3. The plans referred to were the apparent subject of the bitterness, the elder orphan child, Daniel, having not received word of them with sufficient respect. The plans for a Foundation for Revolution were offered up by the younger orphan child, Susan, a Radcliffe student, flushed with the triumphs of the Boston Resistance, a loosely confederated group of middle-class boys and girls who were returning draft cards to Washington and demonstrating in front of draft boards to indicate their opposition to the war in Vietnam. It bothered Daniel that his sister was so shining and bold as she spoke of their most recent demonstration, routed by the cops with clubs. She had been carrying a sign that read Girls Say Yes to Boys Who Say No, and she was knocked down and a cop had tried to hit her between the legs. Susan unbuttoned the sleeves of her blouse and displayed her swollen and discolored wrists. Phyllis gasped. Daniel noticed the Lewins look at each other with paling apprehension. Robert Lewin was amazed no bones had been broken. Susan was radiant. She wore an old-fashioned blouse with a high ruffled collar and puffy sleeves; she wore a dark skirt of velvet that came down to the tops of a pair of high lace boots. She was a lean attractive girl wearing old clothes picked up in an old clothes boutique, and naturally they looked like the latest thing. With her hair parted in the middle and pulled tight over her ears and clamped behind her neck, she was Rosa Luxemburg glancing at Daniel through her granny glasses of thin gold as if from the gates of another city, her fearless blue eyes striking his heart like the tolling of a bell. Daniel felt in this situation a poverty in his choice of wife.
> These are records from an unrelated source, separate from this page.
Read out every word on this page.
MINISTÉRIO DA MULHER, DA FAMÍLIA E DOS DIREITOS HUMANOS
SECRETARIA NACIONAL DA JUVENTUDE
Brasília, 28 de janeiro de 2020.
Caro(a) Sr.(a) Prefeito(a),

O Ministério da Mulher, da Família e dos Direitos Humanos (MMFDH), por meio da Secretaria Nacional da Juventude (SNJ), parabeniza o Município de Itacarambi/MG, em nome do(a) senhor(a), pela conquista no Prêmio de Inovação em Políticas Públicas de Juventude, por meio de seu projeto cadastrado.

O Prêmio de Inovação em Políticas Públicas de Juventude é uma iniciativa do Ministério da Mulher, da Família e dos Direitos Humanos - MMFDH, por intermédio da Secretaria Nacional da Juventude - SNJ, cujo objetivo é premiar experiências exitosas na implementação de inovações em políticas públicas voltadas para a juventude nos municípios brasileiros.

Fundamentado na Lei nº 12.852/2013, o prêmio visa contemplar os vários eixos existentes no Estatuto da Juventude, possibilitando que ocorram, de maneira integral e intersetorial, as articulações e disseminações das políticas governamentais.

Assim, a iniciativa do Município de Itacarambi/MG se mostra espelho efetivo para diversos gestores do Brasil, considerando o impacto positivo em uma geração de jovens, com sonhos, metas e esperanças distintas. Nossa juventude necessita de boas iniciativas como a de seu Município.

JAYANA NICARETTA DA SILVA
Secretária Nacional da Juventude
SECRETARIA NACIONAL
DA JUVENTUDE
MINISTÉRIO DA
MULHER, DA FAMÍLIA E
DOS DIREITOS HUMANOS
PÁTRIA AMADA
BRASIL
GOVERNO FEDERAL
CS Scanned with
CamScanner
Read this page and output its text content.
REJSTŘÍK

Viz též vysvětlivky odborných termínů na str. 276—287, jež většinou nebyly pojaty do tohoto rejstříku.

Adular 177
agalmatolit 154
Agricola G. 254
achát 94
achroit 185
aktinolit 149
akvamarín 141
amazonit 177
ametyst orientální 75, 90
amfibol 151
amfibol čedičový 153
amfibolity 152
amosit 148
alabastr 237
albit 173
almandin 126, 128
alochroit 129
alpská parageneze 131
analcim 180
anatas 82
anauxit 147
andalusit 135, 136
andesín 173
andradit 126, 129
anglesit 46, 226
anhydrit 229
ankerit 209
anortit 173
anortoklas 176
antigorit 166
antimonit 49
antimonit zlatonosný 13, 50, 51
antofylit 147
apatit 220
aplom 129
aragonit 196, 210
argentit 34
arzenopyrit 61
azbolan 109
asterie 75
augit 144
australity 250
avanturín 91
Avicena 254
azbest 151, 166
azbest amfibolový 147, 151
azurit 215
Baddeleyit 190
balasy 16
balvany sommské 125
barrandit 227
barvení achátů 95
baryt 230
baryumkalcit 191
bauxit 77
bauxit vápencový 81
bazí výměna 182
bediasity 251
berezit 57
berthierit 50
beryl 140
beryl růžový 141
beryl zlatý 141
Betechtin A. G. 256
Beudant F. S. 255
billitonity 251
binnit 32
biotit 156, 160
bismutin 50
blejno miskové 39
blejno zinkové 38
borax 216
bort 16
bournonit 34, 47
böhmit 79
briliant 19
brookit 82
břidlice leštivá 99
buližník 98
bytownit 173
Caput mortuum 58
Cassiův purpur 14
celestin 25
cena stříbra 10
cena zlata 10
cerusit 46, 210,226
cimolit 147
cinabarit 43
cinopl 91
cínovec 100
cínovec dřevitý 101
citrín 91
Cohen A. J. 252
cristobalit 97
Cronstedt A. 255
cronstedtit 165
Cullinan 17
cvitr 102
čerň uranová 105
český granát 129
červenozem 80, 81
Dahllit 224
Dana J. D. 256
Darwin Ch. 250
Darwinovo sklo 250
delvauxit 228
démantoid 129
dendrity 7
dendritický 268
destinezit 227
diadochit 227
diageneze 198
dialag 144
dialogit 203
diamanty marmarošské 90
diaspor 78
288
He suspected the Lewins of that sentimentality for radical action to which liberals are vulnerable — an abstract respect for the dangerous politics they themselves are incapable of practicing. I’m being unfair. They were disturbed by what she had done, just as they had been unnerved when, for a time, her thing had been to drop acid. And she had been a forthright head with the same idealism, with the same passionate embrace for that liberation as for this.